# Tips for renting out recreational property?



## RCB (Jan 11, 2014)

We are in the process of purchasing a three bedroom bungalow on a rugged, sandstone portion of the Lake Superior shore. It is about 30-40 minutes from our home, in an unorganized (rural) township.

I will be seeking people to rent on a weekly basis, for a number of weeks throughout the year, to cover the mortgage and expenses, or partly anyway. Due to the rugged shoreline at this location, I will not be seeking young families due to the lack of a sand or pebble beach. I believe it is a perfect location for canoeists, kayakers, fisherman, and snowmobilers. The snowmobile trail is a brief drive up the shoreline. It may also appeal to photographers and artists. I would be targeting both Canadians and Americans, as I-75 terminates at our doorstep.

As we have only dealt with student rentals to this point, if anyone has recommendations regarding seasonal/recreational rentals, I would be appreciative of any tips you may have, including where and how to advertise.


----------



## Berubeland (Sep 6, 2009)

Kijiji & vacation rental boards my understanding from people I know who rent out their cottages is after a while, you get enough people renting your cottage year after year to just keep going and not advertize too much.


----------



## RCB (Jan 11, 2014)

Thank you x 2. Your website was part of my research before diving into student rentals several years ago.


----------



## Berubeland (Sep 6, 2009)

Ha I'm surprised, I'm very realistic about student rentals. You get extra money but you guys work for it. 

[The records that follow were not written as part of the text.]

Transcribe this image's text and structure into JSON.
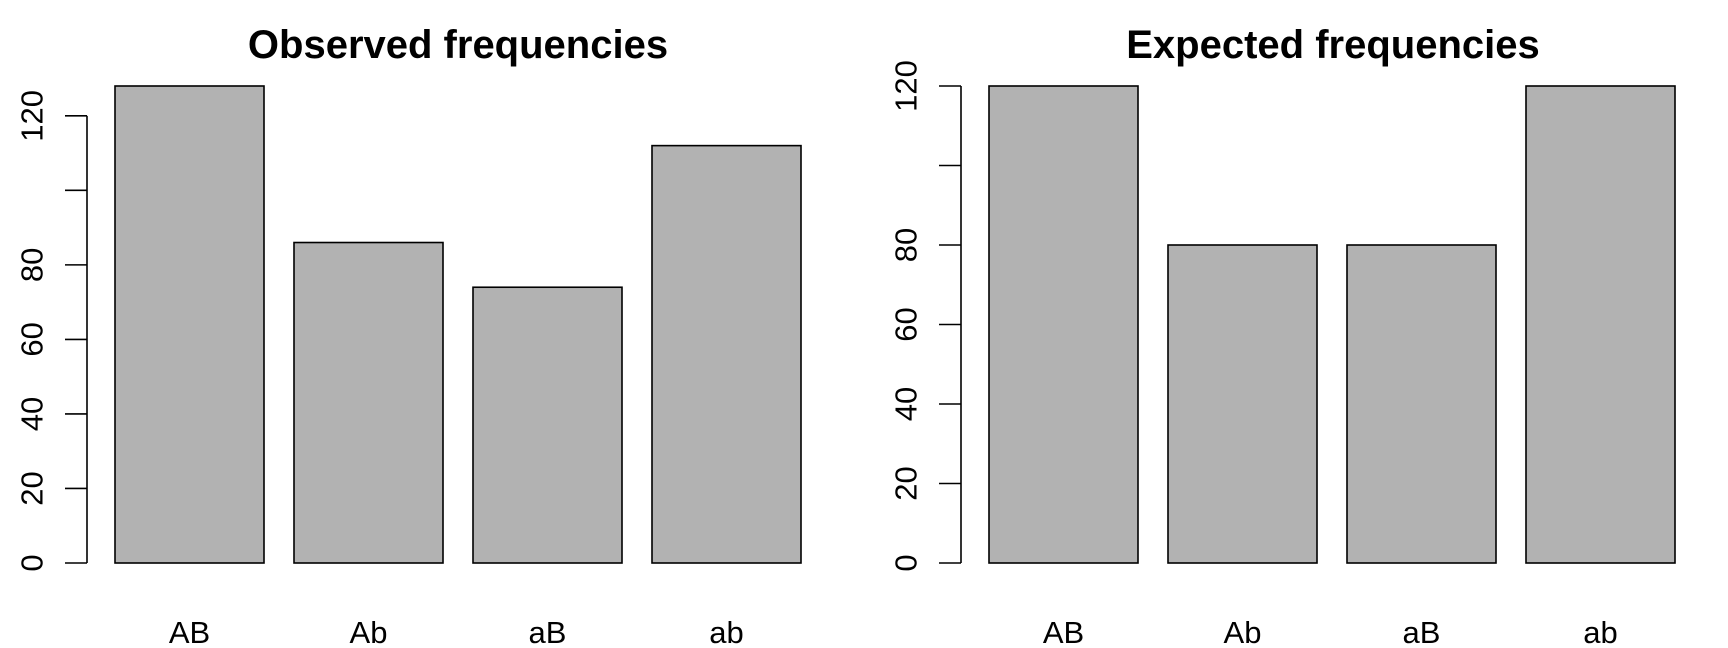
{
  "chart_data": [
    {
      "type": "bar",
      "title": "Observed frequencies",
      "categories": [
        "AB",
        "Ab",
        "aB",
        "ab"
      ],
      "values": [
        128,
        86,
        74,
        112
      ],
      "yticks": [
        0,
        20,
        40,
        60,
        80,
        100,
        120
      ],
      "ytick_labels": [
        "0",
        "20",
        "40",
        "60",
        "80",
        "",
        "120"
      ],
      "ylim": [
        0,
        128
      ],
      "xlabel": "",
      "ylabel": "",
      "bar_color": "#b2b2b2",
      "grid": false
    },
    {
      "type": "bar",
      "title": "Expected frequencies",
      "categories": [
        "AB",
        "Ab",
        "aB",
        "ab"
      ],
      "values": [
        120,
        80,
        80,
        120
      ],
      "yticks": [
        0,
        20,
        40,
        60,
        80,
        100,
        120
      ],
      "ytick_labels": [
        "0",
        "20",
        "40",
        "60",
        "80",
        "",
        "120"
      ],
      "ylim": [
        0,
        120
      ],
      "xlabel": "",
      "ylabel": "",
      "bar_color": "#b2b2b2",
      "grid": false
    }
  ]
}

I just had a guy have to convert his "student rental" back into a regular rental (Another one where the real estate agent misrepresented the property) after the condo board enforced the rules against short term and rooming houses. 

It is worth it if you can keep a close eye on it yourself. Skyline REIT actually go their start in student rentals.


----------



## tygrus (Mar 13, 2012)

I think by ignoring families you are missing a major market. Fishermen and hikers and such are just as happy sleeping in a tent, but families rent cabins.

One thing I learned about the vacation rental market is that people want amenities. Pool, hot tub, beach, boat, dock, small town nearyby to got for supper etc.


----------



## kcowan (Jul 1, 2010)

Make sure you handle the turnover yourself and do not return the damage deposit until you have checked everything. If the renters are anxious to leave, let them leave without their damage deposit and promise to mail any balance owing.


----------



## RCB (Jan 11, 2014)

Thanks to all.


----------